出会いから心変わりまで、2人の馴れ初めがしっかりと描かれていた前章での丁寧さはどこへ行ったのか、
再会→交流→告白→結婚→妊娠→出産の各ステップを全てすっ飛ばして子供を登場させるという凄まじい離れ業によって、カップリングの成立がお披露目されたのであった。
(なお、このシーンでは悟飯も特に驚いておらず、武道会当日に全員が集まった時でも、驚いたのはあの世から戻ってきた悟空ただ一人だったため、一連の経緯はほぼ全員が知っていたことになる)
見事恋を叶えたクリリンは喜びもひとしおであり、その後も再会した悟空との会話の中で幸せを語っている。
一方18号からは、本人が元々感情を表に出すタイプでないこともあってか、直接的な言及は見受けられない。

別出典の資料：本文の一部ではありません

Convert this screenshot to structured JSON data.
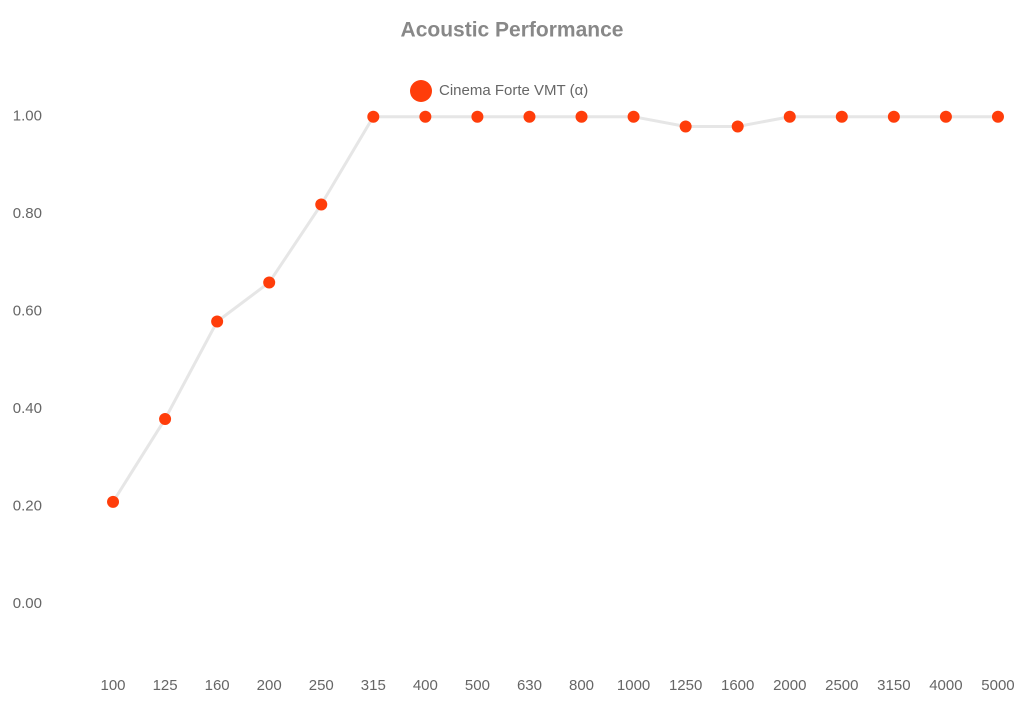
{
  "chart_data": {
    "type": "line",
    "title": "Acoustic Performance",
    "categories": [
      "100",
      "125",
      "160",
      "200",
      "250",
      "315",
      "400",
      "500",
      "630",
      "800",
      "1000",
      "1250",
      "1600",
      "2000",
      "2500",
      "3150",
      "4000",
      "5000"
    ],
    "series": [
      {
        "name": "Cinema Forte VMT (α)",
        "color": "#ff3d0a",
        "line_color": "#e6e6e6",
        "values": [
          0.21,
          0.38,
          0.58,
          0.66,
          0.82,
          1.0,
          1.0,
          1.0,
          1.0,
          1.0,
          1.0,
          0.98,
          0.98,
          1.0,
          1.0,
          1.0,
          1.0,
          1.0
        ]
      }
    ],
    "ylim": [
      -0.1,
      1.1
    ],
    "yticks": [
      {
        "value": 0,
        "label": "0.00"
      },
      {
        "value": 0.2,
        "label": "0.20"
      },
      {
        "value": 0.4,
        "label": "0.40"
      },
      {
        "value": 0.6,
        "label": "0.60"
      },
      {
        "value": 0.8,
        "label": "0.80"
      },
      {
        "value": 1,
        "label": "1.00"
      }
    ],
    "grid": false,
    "legend": "top"
  }
}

とはいえ、共に暮らし子供を授かっているという時点で、彼女からの想いも言わずもがなである。
余談
上述の通り、「諸々の恋愛描写を全カットし子供を登場させる」という現代でも類を見ない手法で2人の仲が描かれているが、
そもそも人造人間編の時点で、全く同じ手法で成立したカップリングが登場している。(しかもある種順当な組み合わせであるこちらとは違い、向こうは別の相手が居る中での成立であった)
これは作者の鳥山明が、恋愛描写を苦手としており、ラブロマンスがどうしても描けなかったための策だという。